Student's killer sentenced to death

September 24, 2006|By McClatchy Tribune

FARGO, N.D. -- A federal jury announced Friday its unanimous decision that Alfonso Rodriguez Jr. should be sentenced to death by lethal injection for the Nov. 22, 2003, kidnapping and killing of University of North Dakota senior Dru Sjodin, a 22-year-old from Pequot Lakes, Minn.

Rodriguez, 53, who has spent 31 of the past 32 years behind bars for attacks on women, showed no reaction to the sentencing decision as it was read aloud in court. His attorneys said they will ask for a new trial and appeal if denied.

The seven women and five men made history with their decision. It will be the first federal death sentence in the history of North Dakota, which hasn't had a state death penalty option for decades, and the first death sentence handed down in the state in more than a century.

As the "special finding" on sentence selection was read aloud Friday in court, juror Bertha Pickell, a retired teacher from Oakes, N.D., labored to control her emotions, her face quivering. Finally, tears fell. Other jurors, too, cried, some bowing their heads.

"I think we all had emotions about it," Pickell said Friday evening from her home. "We were thinking and feeling what each family is experiencing, what they are both going through. I think they both were going through very difficult times."

U.S. Attorney Drew Wrigley praised the jury, and his prosecution team, especially Assistant U.S. Attorneys Keith Reisenauer and Norman Anderson. "In the end, we believe this is justice," Wrigley said.

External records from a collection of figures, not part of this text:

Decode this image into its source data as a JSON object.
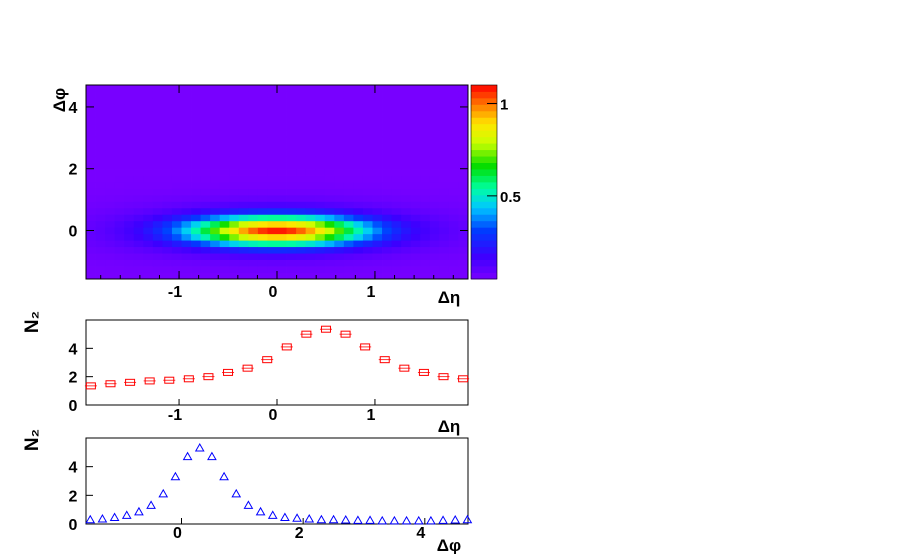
{
  "chart_data": [
    {
      "type": "heatmap",
      "xlabel": "Δη",
      "ylabel": "Δφ",
      "xlim": [
        -1.95,
        1.95
      ],
      "ylim": [
        -1.57,
        4.71
      ],
      "xticks": [
        -1,
        0,
        1
      ],
      "yticks": [
        0,
        2,
        4
      ],
      "colorbar": {
        "range": [
          0.05,
          1.1
        ],
        "ticks": [
          0.5,
          1
        ],
        "tick_labels": [
          "0.5",
          "1"
        ]
      },
      "peak": {
        "x": 0,
        "y": 0,
        "value": 1.08
      },
      "width_x": 0.62,
      "width_y": 0.32,
      "pedestal": 0.17,
      "nx": 40,
      "ny": 30
    },
    {
      "type": "scatter",
      "marker": "square",
      "color": "#ff0000",
      "xlabel": "Δη",
      "ylabel": "N₂",
      "xlim": [
        -1.95,
        1.95
      ],
      "ylim": [
        0,
        6
      ],
      "xticks": [
        -1,
        0,
        1
      ],
      "yticks": [
        0,
        2,
        4
      ],
      "x": [
        -1.9,
        -1.7,
        -1.5,
        -1.3,
        -1.1,
        -0.9,
        -0.7,
        -0.5,
        -0.3,
        -0.1,
        0.1,
        0.3,
        0.5,
        0.7,
        0.9,
        1.1,
        1.3,
        1.5,
        1.7,
        1.9
      ],
      "y": [
        1.35,
        1.5,
        1.6,
        1.7,
        1.75,
        1.85,
        2.0,
        2.3,
        2.6,
        3.2,
        4.1,
        5.0,
        5.35,
        5.0,
        4.1,
        3.2,
        2.6,
        2.3,
        2.0,
        1.85
      ]
    },
    {
      "type": "scatter",
      "marker": "triangle",
      "color": "#0000ff",
      "xlabel": "Δφ",
      "ylabel": "N₂",
      "xlim": [
        -1.57,
        4.71
      ],
      "ylim": [
        0,
        6
      ],
      "xticks": [
        0,
        2,
        4
      ],
      "yticks": [
        0,
        2,
        4
      ],
      "x": [
        -1.5,
        -1.3,
        -1.1,
        -0.9,
        -0.7,
        -0.5,
        -0.3,
        -0.1,
        0.1,
        0.3,
        0.5,
        0.7,
        0.9,
        1.1,
        1.3,
        1.5,
        1.7,
        1.9,
        2.1,
        2.3,
        2.5,
        2.7,
        2.9,
        3.1,
        3.3,
        3.5,
        3.7,
        3.9,
        4.1,
        4.3,
        4.5,
        4.7
      ],
      "y": [
        0.3,
        0.35,
        0.45,
        0.6,
        0.85,
        1.3,
        2.1,
        3.3,
        4.7,
        5.3,
        4.7,
        3.3,
        2.1,
        1.3,
        0.85,
        0.6,
        0.45,
        0.4,
        0.35,
        0.3,
        0.3,
        0.28,
        0.25,
        0.25,
        0.22,
        0.22,
        0.22,
        0.22,
        0.22,
        0.25,
        0.28,
        0.3
      ]
    }
  ]
}
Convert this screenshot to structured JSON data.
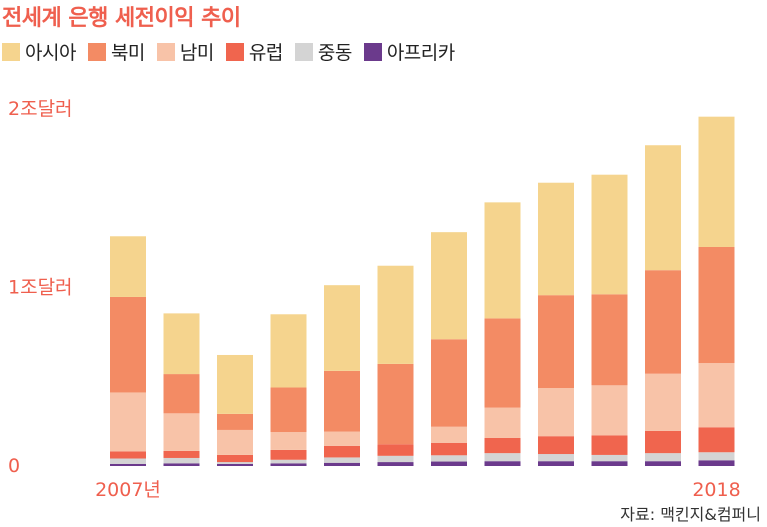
{
  "title": "전세계 은행 세전이익 추이",
  "source": "자료: 맥킨지&컴퍼니",
  "chart_data": {
    "type": "bar",
    "stacked": true,
    "categories": [
      "2007년",
      "",
      "",
      "",
      "",
      "",
      "",
      "",
      "",
      "",
      "",
      "2018"
    ],
    "y_tick_labels": [
      {
        "value": 0,
        "label": "0"
      },
      {
        "value": 1,
        "label": "1조달러"
      },
      {
        "value": 2,
        "label": "2조달러"
      }
    ],
    "ylim": [
      0,
      2
    ],
    "grid": false,
    "legend_position": "top-left",
    "series": [
      {
        "name": "아프리카",
        "color": "#6b3a8c",
        "values": [
          0.012,
          0.015,
          0.012,
          0.015,
          0.018,
          0.022,
          0.025,
          0.027,
          0.027,
          0.027,
          0.027,
          0.032
        ]
      },
      {
        "name": "중동",
        "color": "#d4d4d4",
        "values": [
          0.03,
          0.03,
          0.01,
          0.02,
          0.03,
          0.035,
          0.035,
          0.045,
          0.04,
          0.035,
          0.045,
          0.045
        ]
      },
      {
        "name": "유럽",
        "color": "#f0654e",
        "values": [
          0.04,
          0.04,
          0.04,
          0.055,
          0.065,
          0.065,
          0.07,
          0.085,
          0.1,
          0.11,
          0.125,
          0.14
        ]
      },
      {
        "name": "남미",
        "color": "#f8c3a8",
        "values": [
          0.33,
          0.21,
          0.14,
          0.1,
          0.08,
          0,
          0.09,
          0.17,
          0.27,
          0.28,
          0.32,
          0.36
        ]
      },
      {
        "name": "북미",
        "color": "#f38b64",
        "values": [
          0.535,
          0.22,
          0.09,
          0.25,
          0.34,
          0.45,
          0.49,
          0.5,
          0.52,
          0.51,
          0.58,
          0.65
        ]
      },
      {
        "name": "아시아",
        "color": "#f5d48e",
        "values": [
          0.34,
          0.34,
          0.33,
          0.41,
          0.48,
          0.55,
          0.6,
          0.65,
          0.63,
          0.67,
          0.7,
          0.73
        ]
      }
    ]
  },
  "legend": [
    {
      "name": "아시아",
      "color": "#f5d48e"
    },
    {
      "name": "북미",
      "color": "#f38b64"
    },
    {
      "name": "남미",
      "color": "#f8c3a8"
    },
    {
      "name": "유럽",
      "color": "#f0654e"
    },
    {
      "name": "중동",
      "color": "#d4d4d4"
    },
    {
      "name": "아프리카",
      "color": "#6b3a8c"
    }
  ]
}
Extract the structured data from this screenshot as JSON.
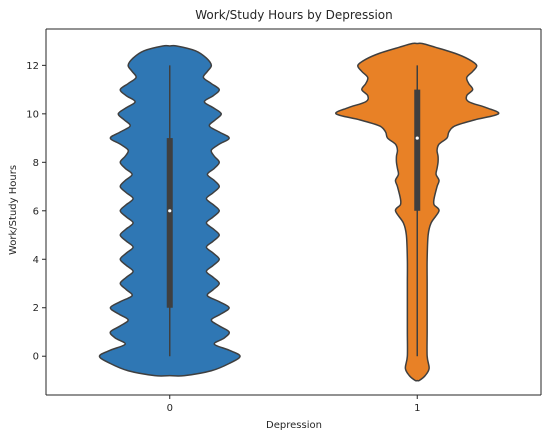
{
  "chart_data": {
    "type": "violin",
    "title": "Work/Study Hours by Depression",
    "xlabel": "Depression",
    "ylabel": "Work/Study Hours",
    "ylim": [
      -1.6,
      13.5
    ],
    "yticks": [
      0,
      2,
      4,
      6,
      8,
      10,
      12
    ],
    "grid": false,
    "categories": [
      "0",
      "1"
    ],
    "series": [
      {
        "category": "0",
        "color": "#2f77b4",
        "min": 0,
        "q1": 2,
        "median": 6,
        "q3": 9,
        "max": 12,
        "density_extent": [
          -0.8,
          12.8
        ],
        "density": [
          [
            -0.8,
            0.15
          ],
          [
            -0.6,
            0.42
          ],
          [
            -0.3,
            0.6
          ],
          [
            0.0,
            0.71
          ],
          [
            0.25,
            0.6
          ],
          [
            0.5,
            0.45
          ],
          [
            0.75,
            0.55
          ],
          [
            1.0,
            0.6
          ],
          [
            1.25,
            0.5
          ],
          [
            1.5,
            0.42
          ],
          [
            1.75,
            0.52
          ],
          [
            2.0,
            0.6
          ],
          [
            2.25,
            0.5
          ],
          [
            2.5,
            0.38
          ],
          [
            2.75,
            0.44
          ],
          [
            3.0,
            0.5
          ],
          [
            3.25,
            0.44
          ],
          [
            3.5,
            0.37
          ],
          [
            3.75,
            0.44
          ],
          [
            4.0,
            0.5
          ],
          [
            4.25,
            0.44
          ],
          [
            4.5,
            0.37
          ],
          [
            4.75,
            0.44
          ],
          [
            5.0,
            0.5
          ],
          [
            5.25,
            0.44
          ],
          [
            5.5,
            0.37
          ],
          [
            5.75,
            0.44
          ],
          [
            6.0,
            0.5
          ],
          [
            6.25,
            0.44
          ],
          [
            6.5,
            0.37
          ],
          [
            6.75,
            0.44
          ],
          [
            7.0,
            0.5
          ],
          [
            7.25,
            0.45
          ],
          [
            7.5,
            0.38
          ],
          [
            7.75,
            0.45
          ],
          [
            8.0,
            0.5
          ],
          [
            8.25,
            0.45
          ],
          [
            8.5,
            0.42
          ],
          [
            8.75,
            0.5
          ],
          [
            9.0,
            0.6
          ],
          [
            9.25,
            0.5
          ],
          [
            9.5,
            0.4
          ],
          [
            9.75,
            0.46
          ],
          [
            10.0,
            0.52
          ],
          [
            10.25,
            0.44
          ],
          [
            10.5,
            0.35
          ],
          [
            10.75,
            0.44
          ],
          [
            11.0,
            0.5
          ],
          [
            11.25,
            0.42
          ],
          [
            11.5,
            0.34
          ],
          [
            11.75,
            0.38
          ],
          [
            12.0,
            0.42
          ],
          [
            12.3,
            0.37
          ],
          [
            12.6,
            0.26
          ],
          [
            12.8,
            0.07
          ]
        ]
      },
      {
        "category": "1",
        "color": "#e88126",
        "min": 0,
        "q1": 6,
        "median": 9,
        "q3": 11,
        "max": 12,
        "density_extent": [
          -1.0,
          12.9
        ],
        "density": [
          [
            -1.0,
            0.02
          ],
          [
            -0.8,
            0.08
          ],
          [
            -0.5,
            0.12
          ],
          [
            0.0,
            0.1
          ],
          [
            1.0,
            0.1
          ],
          [
            2.0,
            0.1
          ],
          [
            3.0,
            0.1
          ],
          [
            4.0,
            0.1
          ],
          [
            5.0,
            0.11
          ],
          [
            5.5,
            0.14
          ],
          [
            6.0,
            0.22
          ],
          [
            6.25,
            0.17
          ],
          [
            6.5,
            0.17
          ],
          [
            7.0,
            0.2
          ],
          [
            7.25,
            0.22
          ],
          [
            7.5,
            0.19
          ],
          [
            7.75,
            0.2
          ],
          [
            8.0,
            0.21
          ],
          [
            8.25,
            0.21
          ],
          [
            8.5,
            0.2
          ],
          [
            8.75,
            0.22
          ],
          [
            9.0,
            0.3
          ],
          [
            9.25,
            0.32
          ],
          [
            9.5,
            0.38
          ],
          [
            9.75,
            0.58
          ],
          [
            10.0,
            0.82
          ],
          [
            10.25,
            0.7
          ],
          [
            10.5,
            0.52
          ],
          [
            10.75,
            0.5
          ],
          [
            11.0,
            0.56
          ],
          [
            11.25,
            0.52
          ],
          [
            11.5,
            0.5
          ],
          [
            11.75,
            0.56
          ],
          [
            12.0,
            0.6
          ],
          [
            12.25,
            0.52
          ],
          [
            12.5,
            0.38
          ],
          [
            12.75,
            0.18
          ],
          [
            12.9,
            0.05
          ]
        ]
      }
    ]
  }
}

Defense attorney Richard Ney said he was shocked and disappointed at the decision. "Life is worthy of being saved, no matter who." He expressed sympathy for Sjodin's family, but said now another family will suffer by "the execution of their son and their brother."

U.S. District Judge Ralph Erickson scheduled Rodriguez's official sentencing for Jan. 5 in federal court.

Under the federal death penalty law, Erickson is required to impose the sentence decided on by the jury.

Robert Hoy, a West Fargo attorney appointed to defend Rodriguez, said he would remain involved in the case at least through the sentencing hearing, but said it hadn't been determined whether he would continue in any possible appeal.

Court officials said they believe Rodriguez will remain in the Cass County Jail in Fargo until sentencing. Federal prison officials then would determine where to place him in the federal prison system pending appeals. Federal death penalty appeals generally take six to eight years. The only federal facility where death by lethal injection is carried out is Terre Haute, Ind.